Le ragioni del “No”

venerdì 14 ottobre 2016


Tra le tante ragioni che dovrebbero indurci – tutti – ad esprimere un “No” risoluto e definitivo al discutibile quesito referendario sulla revisione costituzionale, una mi pare sufficiente a giustificare la negazione del consenso ed a legittimare la protesta: questa riforma proviene dai banchi del Governo e non dallo scranno dei parlamentari.

Cerchiamo di capirci bene e, se possibile, fino in fondo. Questa Costituzione, per molti versi, appartiene al passato e non sembra più in grado non già di garantire la governabilità del sistema (ciò che rappresenta, all’evidenza, un problema politico superabile con leggi ordinarie), ma di favorire le condizioni di realizzazione degli scopi per il cui raggiungimento venne emanata. Siamo tutti d’accordo, dunque, che è giunta l’ora di modificarla, la Costituzione, e di fare una riforma che tenga conto - anche - delle numerose cessioni di sovranità in favore dell’Unione europea degli ultimi anni. Il problema, però, è capire chi deve riformarla e come. Sui contenuti della revisione possiamo discutere, sulla penna che scrive il testo, no. Non il Governo. Chiunque – sia una Commissione creata ad hoc, una Bicamerale, un Organismo a composizione mista, di cittadini esperti e parlamentari – ma non il Governo, perché, in una democrazia liberale, le regole del gioco vengono scritte dal titolare della sovranità.

E poiché non possiamo pensare di rimettere all’intero corpo elettorale la stesura della nostra carta fondamentale, siamo costretti a rivolgerci a chi è investito della delega di esercizio della menzionata sovranità. Nell’oceano infinito delle polemiche concernenti la riforma, non ho sentito dire neppure una volta che le Costituzioni democratiche servono soprattutto a garantire i cittadini dai pericoli che derivano dallo Stato, non al pur meritevole fine di assicurare il risparmio dei soldi pubblici. Nel gioco delle parti, volendo ricorrere ad una metafora, noi siamo i deboli ed il Governo è la parte forte; noi eleggiamo un Parlamento al quale deleghiamo la nostra sovranità e il Governo, da buon fiduciario, amministra la Nazione.

Non si tratta di scegliere tra parlamentarismo e presidenzialismo (nelle sue molte sfumature o accezioni), ma di fissare regole che impediscano lo svuotamento della democrazia.
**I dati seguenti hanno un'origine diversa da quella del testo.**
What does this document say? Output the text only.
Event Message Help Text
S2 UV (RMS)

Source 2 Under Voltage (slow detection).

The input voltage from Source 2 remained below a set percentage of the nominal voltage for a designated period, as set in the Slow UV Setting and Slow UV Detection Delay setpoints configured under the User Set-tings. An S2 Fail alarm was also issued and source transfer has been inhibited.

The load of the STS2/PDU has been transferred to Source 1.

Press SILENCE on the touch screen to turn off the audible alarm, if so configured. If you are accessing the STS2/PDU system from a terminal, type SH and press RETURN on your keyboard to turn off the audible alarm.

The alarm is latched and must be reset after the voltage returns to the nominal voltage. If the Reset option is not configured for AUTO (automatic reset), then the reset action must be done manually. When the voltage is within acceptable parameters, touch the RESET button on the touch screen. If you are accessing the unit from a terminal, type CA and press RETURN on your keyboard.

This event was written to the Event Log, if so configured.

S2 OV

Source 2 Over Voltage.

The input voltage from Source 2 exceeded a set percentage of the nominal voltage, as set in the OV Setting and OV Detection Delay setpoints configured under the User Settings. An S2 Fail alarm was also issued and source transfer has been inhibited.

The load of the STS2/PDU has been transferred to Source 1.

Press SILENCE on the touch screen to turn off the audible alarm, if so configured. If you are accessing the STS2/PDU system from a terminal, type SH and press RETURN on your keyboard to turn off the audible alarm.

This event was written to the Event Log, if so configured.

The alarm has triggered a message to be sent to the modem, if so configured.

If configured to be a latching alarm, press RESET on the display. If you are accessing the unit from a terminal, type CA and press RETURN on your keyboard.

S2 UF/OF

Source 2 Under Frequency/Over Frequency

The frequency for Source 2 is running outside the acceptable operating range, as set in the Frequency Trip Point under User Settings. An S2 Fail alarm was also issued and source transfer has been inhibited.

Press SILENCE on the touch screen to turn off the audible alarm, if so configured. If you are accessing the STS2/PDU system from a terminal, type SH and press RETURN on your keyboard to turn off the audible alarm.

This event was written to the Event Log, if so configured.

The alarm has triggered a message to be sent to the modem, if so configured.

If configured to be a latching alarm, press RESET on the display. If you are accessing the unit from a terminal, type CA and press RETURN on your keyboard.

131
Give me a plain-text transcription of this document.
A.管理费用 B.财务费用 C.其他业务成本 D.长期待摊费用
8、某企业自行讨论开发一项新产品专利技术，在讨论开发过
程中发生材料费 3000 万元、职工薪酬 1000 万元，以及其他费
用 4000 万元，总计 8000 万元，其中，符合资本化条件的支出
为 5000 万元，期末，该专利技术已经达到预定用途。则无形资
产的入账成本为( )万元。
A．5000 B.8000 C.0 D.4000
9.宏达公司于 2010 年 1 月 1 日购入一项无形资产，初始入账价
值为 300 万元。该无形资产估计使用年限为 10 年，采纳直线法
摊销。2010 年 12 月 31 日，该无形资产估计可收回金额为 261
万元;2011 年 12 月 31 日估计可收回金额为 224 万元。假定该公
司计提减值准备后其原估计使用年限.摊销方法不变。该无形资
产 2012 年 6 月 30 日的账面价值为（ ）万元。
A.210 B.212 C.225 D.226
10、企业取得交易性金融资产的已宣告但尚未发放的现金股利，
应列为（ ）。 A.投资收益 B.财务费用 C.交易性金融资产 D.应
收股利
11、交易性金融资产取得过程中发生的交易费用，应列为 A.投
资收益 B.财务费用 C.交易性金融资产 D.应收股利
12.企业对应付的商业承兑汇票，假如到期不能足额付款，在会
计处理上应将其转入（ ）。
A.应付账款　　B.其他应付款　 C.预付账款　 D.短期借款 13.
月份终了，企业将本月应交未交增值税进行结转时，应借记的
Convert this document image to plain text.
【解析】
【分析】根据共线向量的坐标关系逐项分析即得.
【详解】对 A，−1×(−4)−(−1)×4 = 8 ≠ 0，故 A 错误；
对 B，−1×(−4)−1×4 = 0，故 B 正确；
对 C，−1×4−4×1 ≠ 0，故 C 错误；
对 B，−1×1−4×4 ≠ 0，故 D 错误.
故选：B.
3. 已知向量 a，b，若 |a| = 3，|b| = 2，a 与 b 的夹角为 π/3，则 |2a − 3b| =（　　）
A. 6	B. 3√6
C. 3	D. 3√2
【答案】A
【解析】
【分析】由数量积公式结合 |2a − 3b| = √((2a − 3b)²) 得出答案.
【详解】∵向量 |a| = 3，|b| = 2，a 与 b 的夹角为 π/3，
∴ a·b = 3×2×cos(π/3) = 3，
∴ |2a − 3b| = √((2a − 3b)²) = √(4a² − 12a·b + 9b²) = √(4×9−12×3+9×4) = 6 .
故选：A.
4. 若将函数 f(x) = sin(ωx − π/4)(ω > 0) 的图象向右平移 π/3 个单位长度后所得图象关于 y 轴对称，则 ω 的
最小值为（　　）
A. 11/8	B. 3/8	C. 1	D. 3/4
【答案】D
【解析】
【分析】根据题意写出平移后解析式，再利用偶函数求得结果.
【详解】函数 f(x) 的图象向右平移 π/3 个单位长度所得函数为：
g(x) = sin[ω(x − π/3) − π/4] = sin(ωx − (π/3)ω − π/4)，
Quindi, non sta al Governo scrivere quelle regole. Se questo accade – come è accaduto qui da noi – corriamo il rischio di trovare sparse qua e là delle norme che prevedono una corsia preferenziale per i disegni di legge governativi, che riducono le autonomie locali e che sono potenzialmente idonee a determinare lo stallo tra i due rami del Parlamento a tutto vantaggio di chi (il Governo, manco a dirlo) può surrogarsi agli inerti ed intervenire. Dietro le quinte, ma neppure troppo, magari troveremo una legge elettorale che cristallizza e protegge, fortificandola, l’unica maggioranza prevedibile.

Io non voto no (soltanto) perché non sono d’accordo con il merito della riforma. Io voto no perché i Governi passano e la Costituzione resta e perché non addebito a quest’ultima le lungaggini delle discussioni parlamentari o il fallimento delle Regioni. Quelle, ammesso che sia così, sono colpe che ricadono su di noi, ma non giustificano in alcun modo la consegna di una delega in bianco all’unico Organo la cui sopravvivenza è legata al persistere di una fiducia che, a questo punto, potrebbe essere conquistata e mantenuta proprio grazie allo squilibrio determinato dalle nuove regole volute e scritte dall’Organo stesso.